Ephemera: The Ice...
And Baby Talk Update
Thank You, Kyle, for the Heads Up
In 1990 at one of his first workshop sessions, Tom Spanbauer read aloud the story Strays from the Mark Richard story collection The Ice at the Bottom of the World. As his students, we were transfixed. The story demonstrated all the rules of Minimalism, plus it contained more plot than all of the books we’d read since college — combined.
That collection, plus Hempel’s The Harvest, plus Thom Jones’ The Pugilist at Rest formed the basic trinity of what Tom taught. Each showcased “voice” in ways we’d never seen. The stories stayed focused by using Gordon Lish’s “Ruthless Exclusion.” Yet they rose above style to tell dazzling well-plotted stories.
Published in 1989, The Ice at the Bottom of the World is now becoming a movie. Let’s hope a film leads to a film tie-in edition of the book, and a cheap trade paperback. It’s a book every Minimalism should own.
This Week I’m Wading Through the Your Baby Talk
Some of it is eye-opening, a mish-mash of pidgin and hillbilly. To my surprise, Baby Talk is also Sexy Talk, the language of seduction and submission. It forces me to read aloud at times, just to appreciate (and comprehend) the inventiveness. By the weekend I’ll choose a first-round winner who’ll receive The Insider, but over the following weeks I’ll continue to choose winners until the Jackalope heads are all awarded. Please post any late entries Here.

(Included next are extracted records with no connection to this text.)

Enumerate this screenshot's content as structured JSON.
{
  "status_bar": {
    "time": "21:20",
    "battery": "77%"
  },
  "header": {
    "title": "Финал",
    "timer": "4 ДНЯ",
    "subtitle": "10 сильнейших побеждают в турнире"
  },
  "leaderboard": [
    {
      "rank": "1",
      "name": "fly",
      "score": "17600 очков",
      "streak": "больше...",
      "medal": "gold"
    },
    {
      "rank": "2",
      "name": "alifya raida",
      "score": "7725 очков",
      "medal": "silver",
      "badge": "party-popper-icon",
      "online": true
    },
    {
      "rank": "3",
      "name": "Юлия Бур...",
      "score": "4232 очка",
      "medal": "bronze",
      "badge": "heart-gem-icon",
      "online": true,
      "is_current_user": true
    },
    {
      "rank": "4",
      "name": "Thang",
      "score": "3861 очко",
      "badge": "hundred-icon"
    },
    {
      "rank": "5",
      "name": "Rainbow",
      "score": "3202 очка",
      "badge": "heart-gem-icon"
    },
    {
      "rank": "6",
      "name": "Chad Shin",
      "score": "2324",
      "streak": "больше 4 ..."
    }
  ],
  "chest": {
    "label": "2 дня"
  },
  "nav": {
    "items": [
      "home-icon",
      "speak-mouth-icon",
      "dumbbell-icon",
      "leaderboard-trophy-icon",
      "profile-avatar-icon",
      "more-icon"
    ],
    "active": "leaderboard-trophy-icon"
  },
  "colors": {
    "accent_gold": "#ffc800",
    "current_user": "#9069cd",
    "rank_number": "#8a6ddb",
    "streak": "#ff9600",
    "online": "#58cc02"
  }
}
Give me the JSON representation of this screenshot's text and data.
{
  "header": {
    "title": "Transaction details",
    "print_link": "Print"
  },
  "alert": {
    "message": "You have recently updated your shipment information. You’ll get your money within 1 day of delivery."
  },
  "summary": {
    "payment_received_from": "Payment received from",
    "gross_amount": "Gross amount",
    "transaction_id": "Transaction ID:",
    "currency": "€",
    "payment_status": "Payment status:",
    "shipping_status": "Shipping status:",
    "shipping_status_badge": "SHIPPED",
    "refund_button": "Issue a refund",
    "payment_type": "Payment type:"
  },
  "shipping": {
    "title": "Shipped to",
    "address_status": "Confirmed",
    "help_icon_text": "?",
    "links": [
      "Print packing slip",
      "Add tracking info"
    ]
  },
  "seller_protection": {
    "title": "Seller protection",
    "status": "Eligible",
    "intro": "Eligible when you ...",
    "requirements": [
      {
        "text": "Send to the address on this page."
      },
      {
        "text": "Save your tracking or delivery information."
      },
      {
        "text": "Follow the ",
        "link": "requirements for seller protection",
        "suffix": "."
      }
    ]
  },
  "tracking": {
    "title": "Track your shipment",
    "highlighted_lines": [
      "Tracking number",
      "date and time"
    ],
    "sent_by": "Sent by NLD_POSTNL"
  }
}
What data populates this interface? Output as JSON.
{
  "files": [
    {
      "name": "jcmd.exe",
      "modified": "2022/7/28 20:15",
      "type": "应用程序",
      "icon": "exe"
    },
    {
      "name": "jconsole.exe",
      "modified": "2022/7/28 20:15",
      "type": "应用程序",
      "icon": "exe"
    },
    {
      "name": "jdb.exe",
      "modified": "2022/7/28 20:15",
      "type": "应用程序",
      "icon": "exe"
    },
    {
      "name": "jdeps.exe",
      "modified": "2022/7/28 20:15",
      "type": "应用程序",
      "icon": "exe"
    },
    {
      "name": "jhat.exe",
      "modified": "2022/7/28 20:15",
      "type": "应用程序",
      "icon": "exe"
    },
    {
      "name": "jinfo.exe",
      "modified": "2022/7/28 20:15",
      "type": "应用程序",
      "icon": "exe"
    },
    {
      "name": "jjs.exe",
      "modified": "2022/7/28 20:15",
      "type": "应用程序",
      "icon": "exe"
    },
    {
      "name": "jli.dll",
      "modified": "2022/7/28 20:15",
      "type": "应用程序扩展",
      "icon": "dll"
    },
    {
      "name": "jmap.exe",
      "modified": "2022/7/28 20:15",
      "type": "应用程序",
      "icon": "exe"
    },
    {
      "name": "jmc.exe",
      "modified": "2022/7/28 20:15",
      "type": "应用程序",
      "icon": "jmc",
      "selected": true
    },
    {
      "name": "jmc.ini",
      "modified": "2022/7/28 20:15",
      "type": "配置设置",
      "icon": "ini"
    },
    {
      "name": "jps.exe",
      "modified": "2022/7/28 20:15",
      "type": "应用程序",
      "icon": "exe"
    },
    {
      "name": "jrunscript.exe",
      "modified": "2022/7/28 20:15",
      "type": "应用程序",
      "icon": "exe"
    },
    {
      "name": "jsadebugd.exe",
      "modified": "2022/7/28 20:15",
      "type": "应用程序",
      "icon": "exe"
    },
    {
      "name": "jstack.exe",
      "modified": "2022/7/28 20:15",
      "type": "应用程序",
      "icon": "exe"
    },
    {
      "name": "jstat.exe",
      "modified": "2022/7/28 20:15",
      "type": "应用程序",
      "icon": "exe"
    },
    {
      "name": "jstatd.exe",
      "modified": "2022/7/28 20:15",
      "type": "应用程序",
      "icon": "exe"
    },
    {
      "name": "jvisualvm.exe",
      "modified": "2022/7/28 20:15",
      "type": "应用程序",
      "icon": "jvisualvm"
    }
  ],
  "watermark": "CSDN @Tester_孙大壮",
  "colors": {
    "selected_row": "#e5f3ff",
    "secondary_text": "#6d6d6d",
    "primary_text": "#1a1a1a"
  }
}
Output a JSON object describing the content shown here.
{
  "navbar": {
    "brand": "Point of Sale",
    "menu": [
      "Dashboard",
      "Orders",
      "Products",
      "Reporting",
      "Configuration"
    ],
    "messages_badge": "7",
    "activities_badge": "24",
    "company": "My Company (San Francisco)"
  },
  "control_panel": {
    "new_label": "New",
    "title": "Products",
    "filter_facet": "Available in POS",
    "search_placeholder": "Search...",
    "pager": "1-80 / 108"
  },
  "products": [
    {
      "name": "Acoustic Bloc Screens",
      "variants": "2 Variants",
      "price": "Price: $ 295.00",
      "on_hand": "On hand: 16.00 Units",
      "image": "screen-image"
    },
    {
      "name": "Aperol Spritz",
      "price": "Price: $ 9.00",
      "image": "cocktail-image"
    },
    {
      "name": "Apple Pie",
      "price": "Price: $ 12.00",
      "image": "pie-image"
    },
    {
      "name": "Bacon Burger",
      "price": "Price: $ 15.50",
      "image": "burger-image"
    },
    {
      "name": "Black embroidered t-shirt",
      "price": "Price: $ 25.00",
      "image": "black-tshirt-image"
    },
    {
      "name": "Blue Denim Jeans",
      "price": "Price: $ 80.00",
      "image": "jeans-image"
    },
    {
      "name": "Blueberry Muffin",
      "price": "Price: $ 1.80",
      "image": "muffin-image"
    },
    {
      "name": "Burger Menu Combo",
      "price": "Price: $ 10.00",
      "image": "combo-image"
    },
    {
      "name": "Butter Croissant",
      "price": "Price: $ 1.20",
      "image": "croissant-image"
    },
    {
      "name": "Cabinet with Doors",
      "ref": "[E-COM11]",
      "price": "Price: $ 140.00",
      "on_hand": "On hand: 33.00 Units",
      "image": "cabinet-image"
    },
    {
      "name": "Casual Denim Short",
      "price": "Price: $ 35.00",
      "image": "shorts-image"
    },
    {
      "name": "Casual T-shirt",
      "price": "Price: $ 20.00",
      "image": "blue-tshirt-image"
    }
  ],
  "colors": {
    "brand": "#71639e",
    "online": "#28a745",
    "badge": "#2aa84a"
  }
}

Lest you feel an exercise in writing Baby Talk is useless and demeaning, I give you the opening paragraph from James Joyce’s A Portrait of the Artist as a Young Man:1
Once upon a time and a very good time it was there was a moocow coming down along the road and this moocow that was coming down along the road met a nicens little boy named baby tuckoo…
As Anthony Burgess2 stresses:
Sooner or later it will become necessary for the artist to kill English by driving it to the limit, to put in is place a created language of his own. Meanwhile he must fret at the incompleteness of his emancipation: Ireland he (Joyce) may use in his art, but English will still use him.
We must not resign ourselves to a life of being used by proper English. No matter what frowning Mrs. Francisco in your Fourth Grade class said. For all of her parsed sentences, dour Esther Francisco is dead.
A book that made a lot of money.
Who wrote books that made a lot of money.







I have loved reading everyone’s Baby Talk submissions—I think reading them out loud makes them better! Some really dark ones in there and I definitely have a favorite or two who I hope win🙌
Just ordered The Ice at the Bottom of the World, and funny enough, I found The Pugilist at Rest the other day at Goodwill. Reading the first story today after you mentioned it, I instantly saw why you/Tom recommend it. Great voicing. A current of propulsive storytelling.